If you had to pick just one environmental issue, globally, that you think is the most pressing - the thing that keeps you awake at night - what would that be?
Climate change. The effects of climate change
When you’re not working on conservation and environmental issues, what’s your favorite thing to do in Chicago?
I love swimming, biking by the lake. We live by the lake, and I have 3 kids – 15, 13, and 10, and it just feels like you’re on vacation on the weekends. And we have such terrific ethnic food. I love hopping on the train or taking the water taxi to Chinatown for fun. I just enjoy our parks and our great melting pot of ethnic foods and neighborhoods and the outdoors.

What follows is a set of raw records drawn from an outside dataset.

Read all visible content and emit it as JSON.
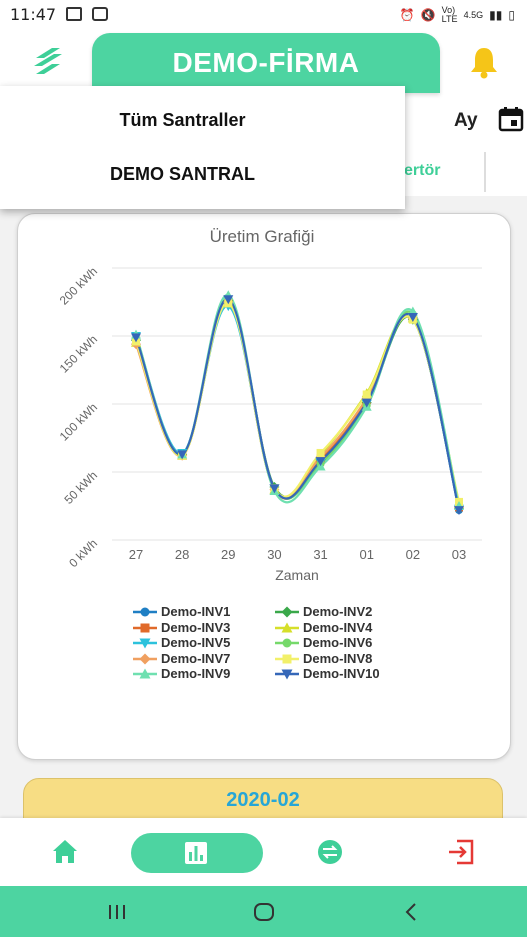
{
  "status_bar": {
    "time": "11:47",
    "network_label": "Vo) LTE",
    "signal_label": "4.5G"
  },
  "header": {
    "title": "DEMO-FİRMA"
  },
  "toolbar": {
    "period_label": "Ay",
    "visible_tab_label": "ertör"
  },
  "dropdown": {
    "items": [
      "Tüm Santraller",
      "DEMO SANTRAL"
    ]
  },
  "chart_data": {
    "type": "line",
    "title": "Üretim Grafiği",
    "xlabel": "Zaman",
    "ylabel": "",
    "categories": [
      "27",
      "28",
      "29",
      "30",
      "31",
      "01",
      "02",
      "03"
    ],
    "y_ticks": [
      "0 kWh",
      "50 kWh",
      "100 kWh",
      "150 kWh",
      "200 kWh"
    ],
    "ylim": [
      0,
      200
    ],
    "grid": true,
    "legend_position": "bottom",
    "series": [
      {
        "name": "Demo-INV1",
        "color": "#1f7fc4",
        "marker": "circle",
        "values": [
          148,
          63,
          177,
          38,
          58,
          102,
          163,
          22
        ]
      },
      {
        "name": "Demo-INV2",
        "color": "#3aa84a",
        "marker": "diamond",
        "values": [
          147,
          63,
          176,
          39,
          59,
          101,
          162,
          23
        ]
      },
      {
        "name": "Demo-INV3",
        "color": "#e06a2a",
        "marker": "square",
        "values": [
          146,
          62,
          176,
          38,
          60,
          103,
          164,
          24
        ]
      },
      {
        "name": "Demo-INV4",
        "color": "#d6df2a",
        "marker": "triangle-up",
        "values": [
          145,
          62,
          174,
          37,
          63,
          108,
          163,
          27
        ]
      },
      {
        "name": "Demo-INV5",
        "color": "#2cc2dc",
        "marker": "triangle-down",
        "values": [
          150,
          64,
          172,
          38,
          57,
          100,
          164,
          23
        ]
      },
      {
        "name": "Demo-INV6",
        "color": "#76d96a",
        "marker": "circle",
        "values": [
          148,
          63,
          175,
          38,
          56,
          99,
          166,
          25
        ]
      },
      {
        "name": "Demo-INV7",
        "color": "#f0a060",
        "marker": "diamond",
        "values": [
          144,
          62,
          175,
          37,
          61,
          104,
          163,
          24
        ]
      },
      {
        "name": "Demo-INV8",
        "color": "#f2f06a",
        "marker": "square",
        "values": [
          146,
          62,
          174,
          38,
          64,
          107,
          162,
          28
        ]
      },
      {
        "name": "Demo-INV9",
        "color": "#6fe0b0",
        "marker": "triangle-up",
        "values": [
          151,
          63,
          180,
          36,
          54,
          98,
          168,
          25
        ]
      },
      {
        "name": "Demo-INV10",
        "color": "#3567b8",
        "marker": "triangle-down",
        "values": [
          149,
          63,
          177,
          38,
          58,
          101,
          164,
          22
        ]
      }
    ]
  },
  "summary": {
    "date_label": "2020-02"
  },
  "bottom_nav": {
    "active": "statistics"
  },
  "colors": {
    "accent": "#4dd4a1",
    "bell": "#f5c518",
    "logout": "#e53935",
    "date_text": "#27a6d6",
    "date_bg": "#f7dd84"
  }
}
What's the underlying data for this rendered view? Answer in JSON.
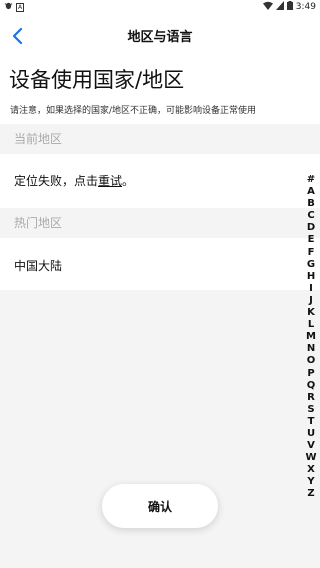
{
  "status_bar": {
    "left_icons": [
      "bug-icon",
      "a-box-icon"
    ],
    "time": "3:49"
  },
  "nav": {
    "title": "地区与语言",
    "back_icon": "chevron-left-icon",
    "accent_color": "#1a73e8"
  },
  "header": {
    "title": "设备使用国家/地区",
    "notice": "请注意，如果选择的国家/地区不正确，可能影响设备正常使用"
  },
  "current_region": {
    "label": "当前地区",
    "status_prefix": "定位失败，点击",
    "retry_label": "重试",
    "status_suffix": "。"
  },
  "popular_regions": {
    "label": "热门地区",
    "items": [
      "中国大陆"
    ]
  },
  "index_letters": [
    "#",
    "A",
    "B",
    "C",
    "D",
    "E",
    "F",
    "G",
    "H",
    "I",
    "J",
    "K",
    "L",
    "M",
    "N",
    "O",
    "P",
    "Q",
    "R",
    "S",
    "T",
    "U",
    "V",
    "W",
    "X",
    "Y",
    "Z"
  ],
  "confirm_label": "确认"
}
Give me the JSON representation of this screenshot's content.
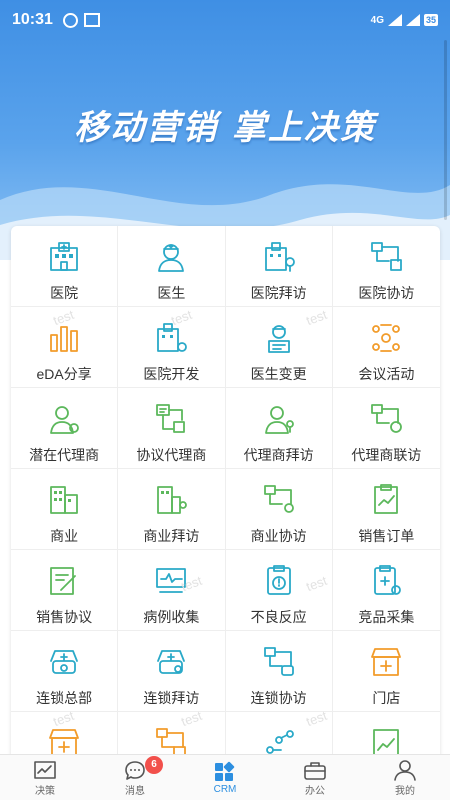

My last question – would you say you’re an optimist or a pessimist about our environmental future?
I’m an optimist. The story about the 100-year-old seed bank – when you hear that, to me, you can’t not be an optimist. If I had a worry, it’s that we do things that are irreparable. And certainly when we lose places, we lose biodiversity. And when we put too much carbon in the environment, that’s irreparable too. But that doesn’t mean we can’t do our best, in order to show the value of getting it right.